I panni bianchi stesi alle finestre delle case lungo la vallata erano segnali dell’arrivo delle autocolonne tedesche in missione di rastrellamento per catturare i ribelli da fucilare. Dal 21 aprile 1945 insorsero tutte le città settentrionali seguite dall’insurrezione del centro e del meridione; finalmente l’Italia era libera.
Il 25 aprile alle 8,30 il comitato di liberazione assume tutti i poteri civili e militari in nome del popolo italiano. La ruota della resistenza aveva girato bene e la resa dei conti finalmente arrivò anche se il Duce cercava di mettersi d’accordo con i prelati. Ma ognuno pensava a salvare se stesso. Non valse la regola che crudel cosa è calpestar chi cade; erano troppe le violenze che il regime nazifascista aveva usato contro gli inermi. Finiva la violenza che era iniziata con la complicità borgese clerico fascista iniziata il 23 marzo 1919.
Il 28 aprile Mussolini doveva lasciare l’Italia per espatriare, il Cardinale di Como con cui si era amichevolmente intrattenuto, gli mette a disposizione un’auto. L’ex Duce voleva recarsi in Svizzera ma non venne accettato; cercò di entrarvi clandestinamente ma le guardie di frontiera lo riconobbero e gli bloccarono la via di fuga e si unirono ai partigiani che arrivavano. Secondo gli accordi presi 35mila fascisti dovevano aspettarlo in Valtellina; ciò non avvenne, disertarono in massa. Rimase con lui un pugno di uomini che, a Dongo, furono fucilati. Rimane ancora un mistero di questo massacro. I partigiani si opponevano all’esecuzione sommaria, lo volevano catturare per consegnarlo agli alleati affinché potesse essere giudicato dal popolo italiano.

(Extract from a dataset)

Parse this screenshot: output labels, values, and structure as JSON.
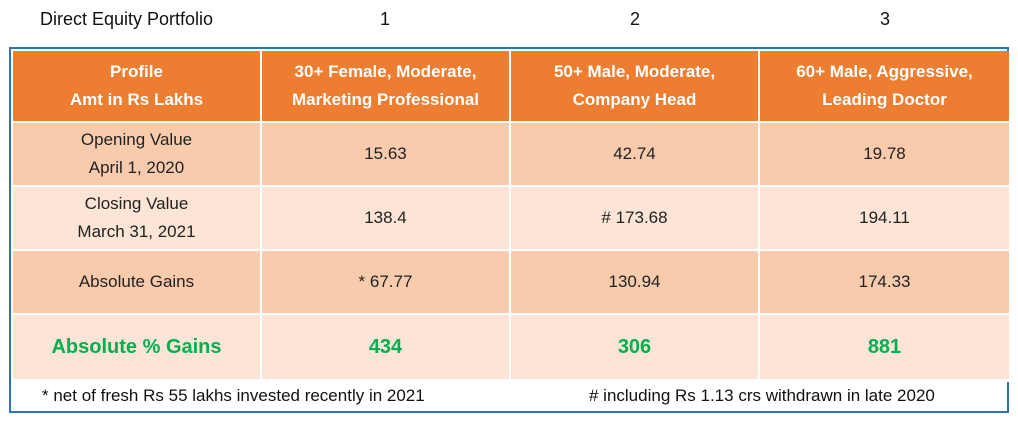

I 17 cadaveri, tra cui Claretta Petacci furono portati dai partigiani in Pizzale Loreto in Milano scaricati a terra sotto la pensilina di un distributore di benzina dove i nazisti il 14 agosto 1944 fucilarono 15 antifascisti. Le salme dei fascisti furono appese per i piedi e restarono esposte per tutta la giornata. A quel macabro spettacolo accorsero da tutte le parti. Pietosamente Parri e Pertini ordinarono la loro rimozione. Con questo atto Pertini dimostrò la sua grande umanità mettendo da parte il rancore che avrebbe potuto nutrire: il fratello Eugenio fu catturato mentre affiggeva manifesti antifascisti; fu internato in un campo di concentramento e successivamente ucciso e cremato.
Ebbi la fortuna di incontrare in Val Gardenia, lungo la ferrata scalinata che era servita per la guerra di trincea e ormai abbandonata, una persona anziana che si arrampicava con passo svelto; ad un tratto si voltò, immediatamente lo riconobbi e gli dissi: ciao Sandrocchio; mi guardò e mi chiese: chi sei? risposi: Virginia la terrona aspromontana comunista nata nella punta dello Stivale nel 1942 un anno dopo la stesura del manifesto di Ventotene. La mia età anagrafica non mi permise di fare la staffetta. Si commosse. Rispettosamente lo salutai stringendogli la mano. Questo avvenne all’alba: Lui si era sottratto alla sorveglianza; io ai miei amici. Entrambi per godere nel miele della solitudine cercata le bellezze della natura di quei luoghi che erano stati oltraggiati dalle vicende belliche.